Sunday, September 30, 2012
Eliminating comment spam on Blogger blogs
by Larry Geller
Over the past several months the number of spam comments generated by spambots or by human comment factories has increased drastically. While Blogger has some kind of comment spam filter, it seems to miss all of these. Each day I seem to be getting more of them.
To eliminate useless, malicious and spam comments, I moderate comments submitted to Disappeared News. So none of these comment factory spams get through, but it is very annoying.
Here’s an example of one of these that came in today:
They’re pretty dumb, but more important: it would be a disservice to readers to let them through. The link could lead to an innocent ad page, or it could download malware into a reader’s computer. The link could be a porn site or some form of fraud. It could change a browser’s home page. You get the point.
I’ve found an easy way to stop them though. So far it works very well.
My regular email is filtered through a program called Popfile which I have used for umpteen years. Blogger sends comments to be moderated via email. So I thought I would see if Popfile could recognize these spam factory comments. It can. Piece of cake. After a very short training (fewer than a dozen messages) it has figured it out.
The classification is done using a naïve Bayes algorithm. In other words, POPFile uses statistics to track which words are likely to appear in which messages. This means that POPFile will adapt to the kind of mail you receive and needs to be trained. Out of the box, it doesn't know anything about spam or how messages from your mother differ from those your friends send you. However, if you train it, it will soon learn how to tell these different kinds of messages apart.
Most of the messages contain flattery or effusive praise, so any spam filter that employs Bayesian filtering should work as well. Popfile is only one example of these programs.
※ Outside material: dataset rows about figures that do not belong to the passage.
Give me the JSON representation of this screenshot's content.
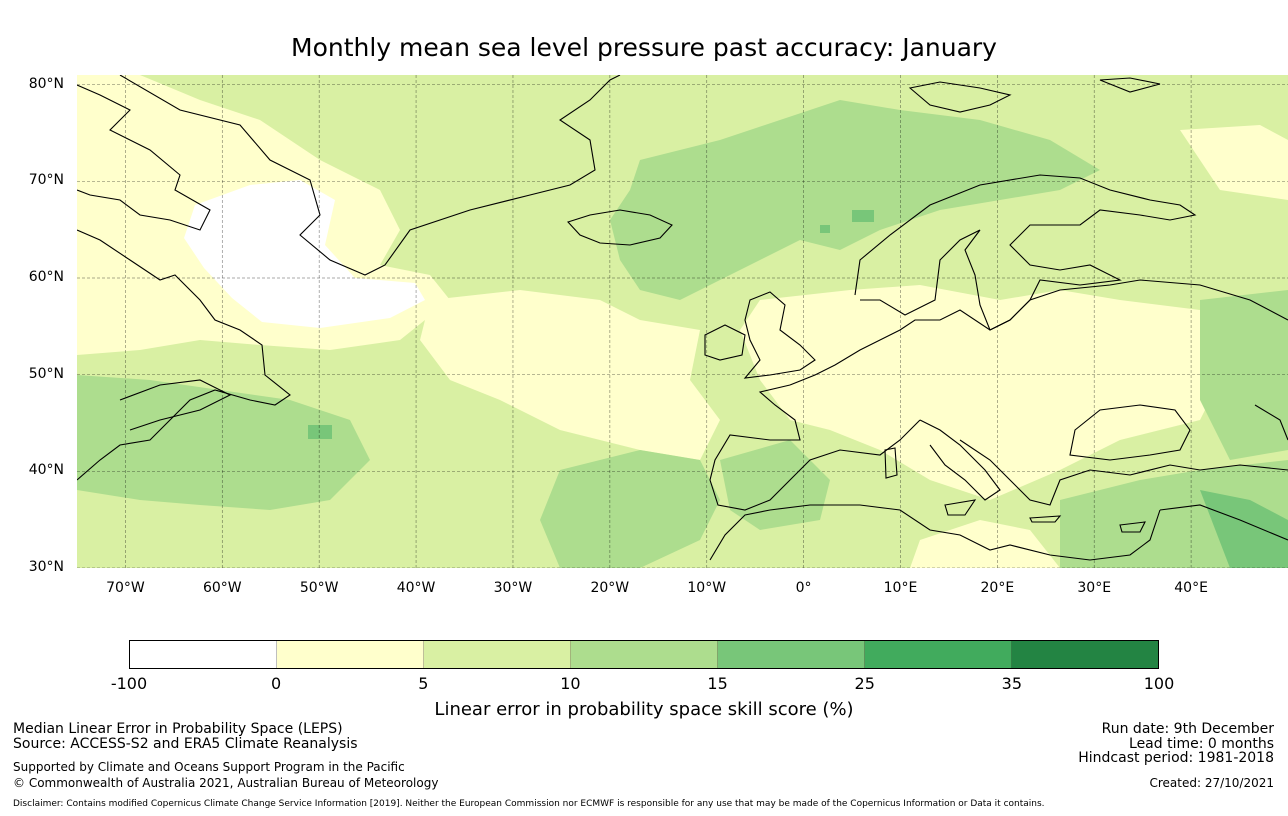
{
  "title": "Monthly mean sea level pressure past accuracy: January",
  "map": {
    "extent": {
      "lon_min": -75,
      "lon_max": 50,
      "lat_min": 30,
      "lat_max": 81
    },
    "lat_ticks": [
      {
        "value": 80,
        "label": "80°N"
      },
      {
        "value": 70,
        "label": "70°N"
      },
      {
        "value": 60,
        "label": "60°N"
      },
      {
        "value": 50,
        "label": "50°N"
      },
      {
        "value": 40,
        "label": "40°N"
      },
      {
        "value": 30,
        "label": "30°N"
      }
    ],
    "lon_ticks": [
      {
        "value": -70,
        "label": "70°W"
      },
      {
        "value": -60,
        "label": "60°W"
      },
      {
        "value": -50,
        "label": "50°W"
      },
      {
        "value": -40,
        "label": "40°W"
      },
      {
        "value": -30,
        "label": "30°W"
      },
      {
        "value": -20,
        "label": "20°W"
      },
      {
        "value": -10,
        "label": "10°W"
      },
      {
        "value": 0,
        "label": "0°"
      },
      {
        "value": 10,
        "label": "10°E"
      },
      {
        "value": 20,
        "label": "20°E"
      },
      {
        "value": 30,
        "label": "30°E"
      },
      {
        "value": 40,
        "label": "40°E"
      }
    ]
  },
  "colorbar": {
    "ticks": [
      "-100",
      "0",
      "5",
      "10",
      "15",
      "25",
      "35",
      "100"
    ],
    "colors": [
      "#ffffff",
      "#ffffcc",
      "#d9f0a3",
      "#addd8e",
      "#78c679",
      "#41ab5d",
      "#238443"
    ],
    "label": "Linear error in probability space skill score (%)"
  },
  "footer": {
    "left_line1": "Median Linear Error in Probability Space (LEPS)",
    "left_line2": "Source: ACCESS-S2 and ERA5 Climate Reanalysis",
    "left_line3": "Supported by Climate and Oceans Support Program in the Pacific",
    "left_line4": "© Commonwealth of Australia 2021, Australian Bureau of Meteorology",
    "right_line1": "Run date: 9th December",
    "right_line2": "Lead time: 0 months",
    "right_line3": "Hindcast period: 1981-2018",
    "right_line4": "Created: 27/10/2021",
    "disclaimer": "Disclaimer: Contains modified Copernicus Climate Change Service Information [2019]. Neither the European Commission nor ECMWF is responsible for any use that may be made of the Copernicus Information or Data it contains."
  }
}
So now I have my spam comments neatly stored in a Spam Comment folder in my email program, and legitimate comments remain untouched.
For me, moderation of comments is essential. I don’t think the crap that is often attached to unmoderated or poorly moderated sites such as many newspaper websites contributes to understanding. Hey—it’s my blog. You’d be surprised that the vitriolic crap that sometimes comes in. And then the author pounds me for being against the First Amendment or insults my mother or something like that.
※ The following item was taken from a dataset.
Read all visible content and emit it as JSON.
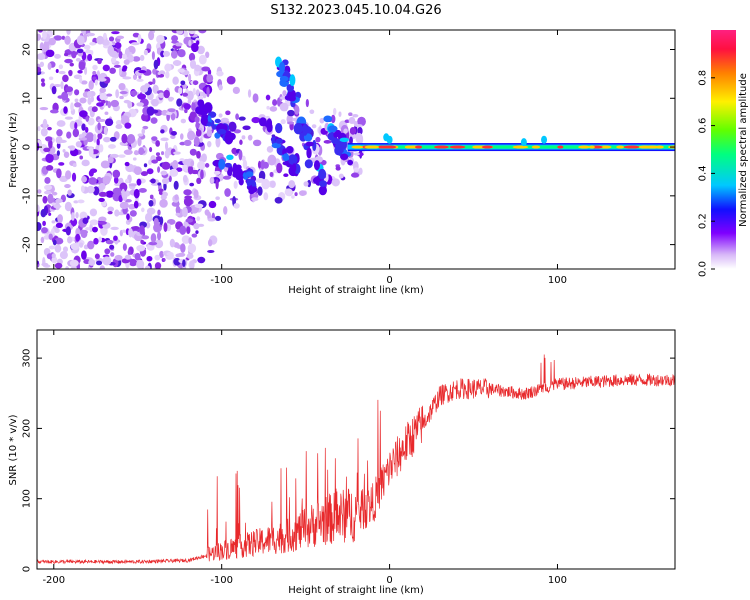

So if you are a blogger moderating comments via email, see if the spam filter you may already be using can be trained to recognize blog spam. Or try Popfile or one of the other popular filters based on the Bayes algorithm.
Maybe my spammers will see this and go away.
You know, if you were to preview those porn sites you refer to you, and maybe just let through the top 10 links, well, I'm just saying that would be helpful to busy readers.....I mean, as a service.....just saying...